Analisar previamente ajuda a diminuir riscos e a nortear, de certo modo, a visão do time na hora de implementar.
Entretanto, ao realizar uma analise, podemos pensar como um rascunho do Niemeyer de um prédio novo. Serve apenas para ter um impressão inicial não muito clara do que iremos realizar.
Quem usa XP não adota padrões? Não define arquitetura?
Esta aí outra coisa que não gosto e nem concordo em ouvir. Bem, os padrões não são ruins, são as pessoas que abusam do direito de usá-los.

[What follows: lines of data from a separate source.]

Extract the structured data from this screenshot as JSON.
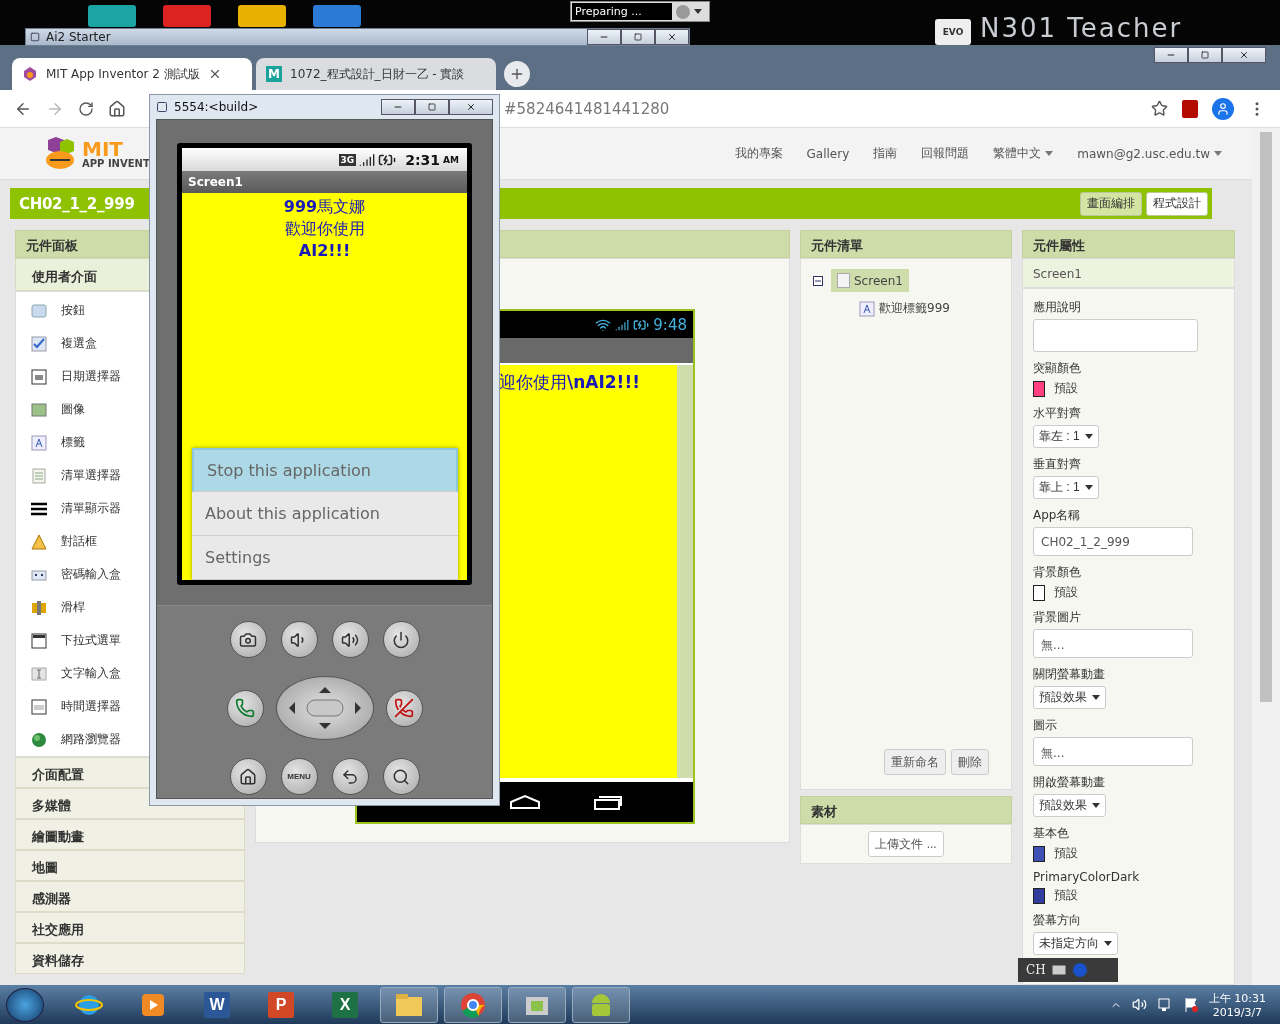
{
  "desktop": {
    "icons": [
      {
        "kind": "teal"
      },
      {
        "kind": "red"
      },
      {
        "kind": "yellow"
      },
      {
        "kind": "blue"
      }
    ],
    "starter_window": {
      "title": "Ai2 Starter"
    },
    "status_widget": {
      "text": "Preparing ..."
    },
    "cloud_badge": {
      "text": "EVO"
    },
    "machine_label": "N301 Teacher"
  },
  "browser": {
    "tabs": [
      {
        "title": "MIT App Inventor 2 測試版",
        "selected": true,
        "kind": "ai"
      },
      {
        "title": "1072_程式設計_日財一乙 - 實談",
        "selected": false,
        "kind": "moodle",
        "glyph": "M"
      }
    ],
    "url": "#5824641481441280"
  },
  "page": {
    "logo": {
      "title": "MIT",
      "subtitle": "APP INVENT"
    },
    "nav": [
      {
        "label": "我的專案",
        "menu": false
      },
      {
        "label": "Gallery",
        "menu": false
      },
      {
        "label": "指南",
        "menu": false
      },
      {
        "label": "回報問題",
        "menu": false
      },
      {
        "label": "繁體中文",
        "menu": true
      },
      {
        "label": "mawn@g2.usc.edu.tw",
        "menu": true
      }
    ],
    "project": {
      "name": "CH02_1_2_999",
      "views": [
        {
          "label": "畫面編排",
          "selected": true
        },
        {
          "label": "程式設計",
          "selected": false
        }
      ]
    },
    "palette": {
      "title": "元件面板",
      "group": "使用者介面",
      "items": [
        {
          "label": "按鈕",
          "kind": "button"
        },
        {
          "label": "複選盒",
          "kind": "checkbox"
        },
        {
          "label": "日期選擇器",
          "kind": "datepicker"
        },
        {
          "label": "圖像",
          "kind": "image"
        },
        {
          "label": "標籤",
          "kind": "label"
        },
        {
          "label": "清單選擇器",
          "kind": "listpicker"
        },
        {
          "label": "清單顯示器",
          "kind": "listview"
        },
        {
          "label": "對話框",
          "kind": "notifier"
        },
        {
          "label": "密碼輸入盒",
          "kind": "password"
        },
        {
          "label": "滑桿",
          "kind": "slider"
        },
        {
          "label": "下拉式選單",
          "kind": "spinner"
        },
        {
          "label": "文字輸入盒",
          "kind": "textbox"
        },
        {
          "label": "時間選擇器",
          "kind": "timepicker"
        },
        {
          "label": "網路瀏覽器",
          "kind": "webviewer"
        }
      ],
      "categories": [
        "介面配置",
        "多媒體",
        "繪圖動畫",
        "地圖",
        "感測器",
        "社交應用",
        "資料儲存"
      ]
    },
    "viewer": {
      "time": "9:48",
      "label_text": "迎你使用**\\nAI2!!!**"
    },
    "components": {
      "title": "元件清單",
      "tree": [
        {
          "name": "Screen1",
          "kind": "screen",
          "selected": true,
          "expanded": true,
          "children": [
            {
              "name": "歡迎標籤999",
              "kind": "label",
              "selected": false
            }
          ]
        }
      ],
      "buttons": [
        "重新命名",
        "刪除"
      ]
    },
    "assets": {
      "title": "素材",
      "button": "上傳文件 ..."
    },
    "properties": {
      "title": "元件屬性",
      "component": "Screen1",
      "items": [
        {
          "label": "應用說明",
          "kind": "textarea"
        },
        {
          "label": "突顯顏色",
          "kind": "color",
          "color": "#ff4081",
          "value": "預設"
        },
        {
          "label": "水平對齊",
          "kind": "dropdown",
          "value": "靠左 : 1"
        },
        {
          "label": "垂直對齊",
          "kind": "dropdown",
          "value": "靠上 : 1"
        },
        {
          "label": "App名稱",
          "kind": "text",
          "value": "CH02_1_2_999"
        },
        {
          "label": "背景顏色",
          "kind": "color",
          "color": "#ffffff",
          "value": "預設"
        },
        {
          "label": "背景圖片",
          "kind": "text",
          "value": "無..."
        },
        {
          "label": "關閉螢幕動畫",
          "kind": "dropdown",
          "value": "預設效果"
        },
        {
          "label": "圖示",
          "kind": "text",
          "value": "無..."
        },
        {
          "label": "開啟螢幕動畫",
          "kind": "dropdown",
          "value": "預設效果"
        },
        {
          "label": "基本色",
          "kind": "color",
          "color": "#3f51b5",
          "value": "預設"
        },
        {
          "label": "PrimaryColorDark",
          "kind": "color",
          "color": "#303f9f",
          "value": "預設"
        },
        {
          "label": "螢幕方向",
          "kind": "dropdown",
          "value": "未指定方向"
        }
      ]
    }
  },
  "emulator": {
    "title": "5554:<build>",
    "time": "2:31",
    "ampm": "AM",
    "network": "3G",
    "screen_title": "Screen1",
    "label_lines": [
      "**999**馬文娜",
      "歡迎你使用",
      "**AI2!!!**"
    ],
    "menu": [
      {
        "label": "Stop this application",
        "selected": true
      },
      {
        "label": "About this application",
        "selected": false
      },
      {
        "label": "Settings",
        "selected": false
      }
    ],
    "key_rows": [
      {
        "keys": [
          {
            "kind": "camera"
          },
          {
            "kind": "volume-down"
          },
          {
            "kind": "volume-up"
          },
          {
            "kind": "power"
          }
        ]
      },
      {
        "keys": [
          {
            "kind": "call"
          },
          {
            "kind": "dpad"
          },
          {
            "kind": "end-call"
          }
        ]
      },
      {
        "keys": [
          {
            "kind": "home"
          },
          {
            "kind": "menu",
            "label": "MENU"
          },
          {
            "kind": "back"
          },
          {
            "kind": "search"
          }
        ]
      }
    ]
  },
  "language_bar": {
    "text": "CH"
  },
  "taskbar": {
    "apps": [
      {
        "kind": "ie"
      },
      {
        "kind": "media"
      },
      {
        "kind": "office",
        "letter": "W",
        "color": "#2b5797"
      },
      {
        "kind": "office",
        "letter": "P",
        "color": "#d24726"
      },
      {
        "kind": "office",
        "letter": "X",
        "color": "#1e7145"
      },
      {
        "kind": "folder"
      },
      {
        "kind": "chrome"
      },
      {
        "kind": "sdk"
      },
      {
        "kind": "android"
      }
    ],
    "time": "上午 10:31",
    "date": "2019/3/7"
  }
}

Já vi gente fazendo um site para 10 pessoas (coisa interna de uma empresa) cujo o escopo é limitado e quase nunca evolui, colocando milhões de camadas, milhares de DAOs, VOs, etc.
Muitos poderiam dizer, principalmente os defensores mais ferrenhos, que devem sempre fazer as coisas simples. Minha resposta : no final, caso faça algo descendente, é bem possível que “esbarre” num padrão.
Outra coisa que não concordo é a questão de não se discutir arquitetura… Para um projeto pequeno, você pode se dar ao luxo de não pensar nisso, pelo menos, num primeiro momento, mas para projetos grandes, tem que pensar nos componentes pois isso influirá diretamente na forma que time irá implementar as coisas. Novamente reforço que, quando sugiro usar padrões, não é pegar o livro e fazer tudo que está dizendo ali. Nada nos impede de adaptar a sugestão para nossa realidade.
Rebeldia e revolução a parte, sempre vou dizer que o melhor caminha continua sendo o do meio. Ficar com o melhor de todos os mundos é o paraíso a ser desejado.